The ablation of sea ice is an important feature in the global climate system. During the melt season in the Arctic, rapid changes occur in sea-ice surface conditions and areal extent of ice. These changes alter the albedo and vary the energy budgets. Understanding the spatial and temporal variations of melt is critical in the polar regions. This study investigates the spring onset of melt in the seasonal sea-ice zone of the Arctic Basin through the use of a melt signature derived by Anderson and others from the Nimbus-7 Scanning Multichannel Microwave Radiometer (SMMR) data. The signature is recognized in the “gradient ratio” of the 18 and 37 GHz vertical brightness temperatures used to distinguish multi-year ice. A spuriously high fraction of multi-year ice appears rapidly during the initial melt of sea ice, when the snow-pack on the ice surface has started to melt. The brightness-temperature changes are a result of either enlarged snow crystals or incipient puddles forming at the snow/ice interface.

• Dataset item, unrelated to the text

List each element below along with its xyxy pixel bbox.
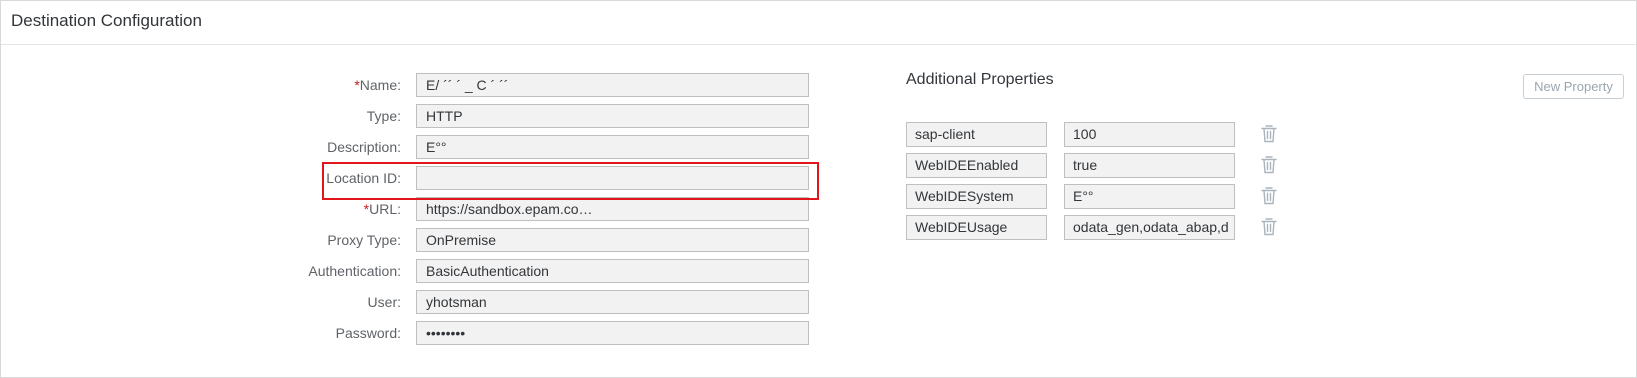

The timing of these melt events varies geographically and with time. Within the Arctic Basin, the melt signatures are observed first in the Chukchi and Kara/Barents Seas. As the melt progresses, the location of the melt signature moves westward from the Chukchi Sea and eastward from the Kara/Barents Seas to the Laptev Sea region. The timing of the melt signal also varies with year. For example, the melt signature occurred first in the Chukchi Sea in 1979, while in 1980 the signature was first observed in the Kara Sea.

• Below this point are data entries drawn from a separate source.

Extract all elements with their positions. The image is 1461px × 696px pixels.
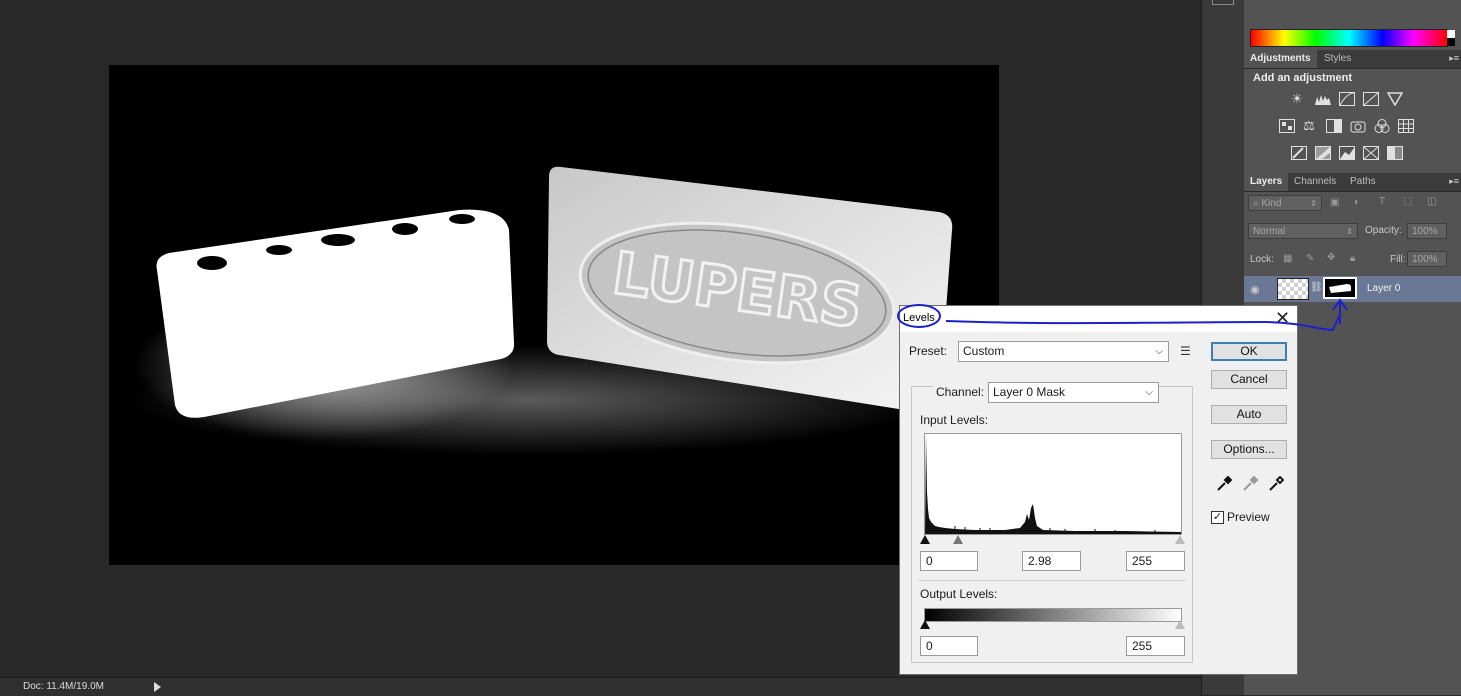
hue-saturation-icon[interactable] (1279, 119, 1295, 133)
input-gamma-slider[interactable] (953, 535, 963, 544)
panel-menu-icon[interactable]: ▸≡ (1449, 53, 1459, 64)
posterize-icon[interactable] (1315, 146, 1331, 160)
lock-transparent-icon[interactable]: ▦ (1283, 253, 1292, 264)
auto-button[interactable]: Auto (1211, 405, 1287, 424)
chain-link-icon[interactable]: ⛓ (1310, 282, 1323, 293)
output-white-field[interactable]: 255 (1126, 636, 1185, 656)
tab-paths[interactable]: Paths (1344, 173, 1382, 191)
mask-image: LUPERS (129, 166, 953, 455)
filter-smart-object-icon[interactable]: ◫ (1427, 196, 1436, 207)
cancel-button[interactable]: Cancel (1211, 370, 1287, 389)
filter-pixel-icon[interactable]: ▣ (1330, 197, 1339, 208)
histogram (924, 433, 1182, 535)
gradient-map-icon[interactable] (1387, 146, 1403, 160)
preview-label: Preview (1227, 510, 1270, 524)
filter-shape-icon[interactable]: ⬚ (1403, 196, 1412, 207)
layers-panel-menu-icon[interactable]: ▸≡ (1449, 176, 1459, 187)
input-white-slider[interactable] (1175, 535, 1185, 544)
layer-mask-thumbnail[interactable] (1323, 277, 1357, 299)
ramp-black-white[interactable] (1447, 30, 1455, 46)
vibrance-icon[interactable] (1387, 92, 1403, 106)
dialog-title: Levels (903, 312, 935, 324)
input-black-slider[interactable] (920, 535, 930, 544)
color-lookup-icon[interactable] (1398, 119, 1414, 133)
fill-label: Fill: (1390, 254, 1406, 265)
tab-styles[interactable]: Styles (1318, 50, 1357, 68)
lock-all-icon[interactable]: 🔒︎ (1350, 253, 1355, 264)
channel-select[interactable]: Layer 0 Mask ⌵ (988, 382, 1159, 403)
photo-filter-icon[interactable] (1350, 119, 1366, 133)
output-levels-label: Output Levels: (920, 587, 998, 601)
chevron-down-icon: ⌵ (1155, 346, 1163, 357)
status-bar: Doc: 11.4M/19.0M (0, 677, 1201, 696)
preset-value: Custom (963, 344, 1005, 358)
document-canvas[interactable]: LUPERS (109, 65, 999, 565)
preset-label: Preset: (909, 344, 948, 358)
layer-name[interactable]: Layer 0 (1367, 283, 1400, 294)
fill-field[interactable]: 100% (1407, 251, 1447, 267)
output-white-slider[interactable] (1175, 620, 1185, 629)
black-eyedropper-icon[interactable] (1216, 475, 1233, 492)
channel-value: Layer 0 Mask (993, 385, 1066, 399)
invert-icon[interactable] (1291, 146, 1307, 160)
channel-label: Channel: (933, 385, 988, 399)
preview-checkbox[interactable]: ✓ (1211, 511, 1224, 524)
tab-channels[interactable]: Channels (1288, 173, 1342, 191)
preset-options-icon[interactable]: ☰ (1180, 344, 1191, 358)
separator (918, 580, 1186, 581)
selective-color-icon[interactable] (1363, 146, 1379, 160)
blend-mode-select[interactable]: Normal ⇕ (1248, 223, 1358, 239)
doc-size-text: Doc: 11.4M/19.0M (23, 681, 104, 692)
visibility-eye-icon[interactable]: ◉ (1250, 283, 1260, 296)
preset-select[interactable]: Custom ⌵ (958, 341, 1169, 362)
color-ramp[interactable] (1250, 29, 1455, 47)
input-white-field[interactable]: 255 (1126, 551, 1185, 571)
status-menu-arrow-icon[interactable] (151, 681, 163, 693)
channel-mixer-icon[interactable] (1374, 119, 1390, 133)
blend-mode-value: Normal (1253, 226, 1286, 237)
layers-tabbar: Layers Channels Paths ▸≡ (1244, 173, 1461, 192)
levels-icon[interactable] (1315, 92, 1331, 106)
exposure-icon[interactable] (1363, 92, 1379, 106)
ok-button[interactable]: OK (1211, 342, 1287, 361)
levels-dialog: Levels ✕ Preset: Custom ⌵ ☰ Channel: Lay… (899, 305, 1298, 675)
layer-filter-kind[interactable]: ⌕ Kind ⇕ (1248, 195, 1322, 211)
collapsed-panel-icon[interactable] (1212, 0, 1234, 5)
output-black-field[interactable]: 0 (920, 636, 978, 656)
lock-image-icon[interactable]: ✎ (1306, 253, 1314, 264)
brightness-contrast-icon[interactable]: ☀ (1289, 91, 1305, 106)
opacity-label: Opacity: (1365, 225, 1402, 236)
filter-adjustment-icon[interactable]: ◐ (1354, 197, 1360, 208)
chevron-updown-icon: ⇕ (1310, 199, 1317, 208)
curves-icon[interactable] (1339, 92, 1355, 106)
threshold-icon[interactable] (1339, 146, 1355, 160)
adjustments-tabbar: Adjustments Styles ▸≡ (1244, 50, 1461, 69)
white-eyedropper-icon[interactable] (1268, 475, 1285, 492)
adjustments-title: Add an adjustment (1253, 72, 1353, 84)
options-button[interactable]: Options... (1211, 440, 1287, 459)
chevron-updown-icon: ⇕ (1346, 227, 1353, 236)
kind-label: Kind (1261, 198, 1282, 209)
black-white-icon[interactable] (1326, 119, 1342, 133)
lock-label: Lock: (1250, 254, 1274, 265)
input-gamma-field[interactable]: 2.98 (1022, 551, 1081, 571)
close-icon[interactable]: ✕ (1275, 308, 1290, 329)
output-black-slider[interactable] (920, 620, 930, 629)
lock-position-icon[interactable]: ✥ (1327, 252, 1335, 263)
chevron-down-icon: ⌵ (1145, 387, 1153, 398)
color-balance-icon[interactable]: ⚖ (1301, 118, 1317, 133)
input-black-field[interactable]: 0 (920, 551, 978, 571)
opacity-field[interactable]: 100% (1407, 223, 1447, 239)
input-levels-label: Input Levels: (920, 413, 989, 427)
tab-layers[interactable]: Layers (1244, 173, 1289, 191)
gray-eyedropper-icon[interactable] (1242, 475, 1259, 492)
layer-row[interactable]: ◉ ⛓ Layer 0 (1244, 276, 1461, 302)
output-gradient (924, 608, 1182, 622)
tab-adjustments[interactable]: Adjustments (1244, 50, 1317, 68)
dialog-titlebar[interactable]: Levels ✕ (900, 306, 1297, 332)
histogram-graph (925, 434, 1181, 534)
layer-thumbnail[interactable] (1277, 278, 1309, 300)
filter-type-icon[interactable]: T (1379, 196, 1385, 207)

There are also differences in the timing of melt for specific geographic locations between years. The melt signature varied almost 25 days in the Chukchi Sea region between 1979 and 1980. The other areas had changes in the 7–10 day range.
The occurrence of these melt signatures can be used as an indicator of climate variability in the seasonal sea-ice zones of the Arctic. The timing of the microwave melt signature has also been examined in relation to melt observed on short-wave imagery. The melt events derived from the SMMR data are also related to the large-scale climate conditions.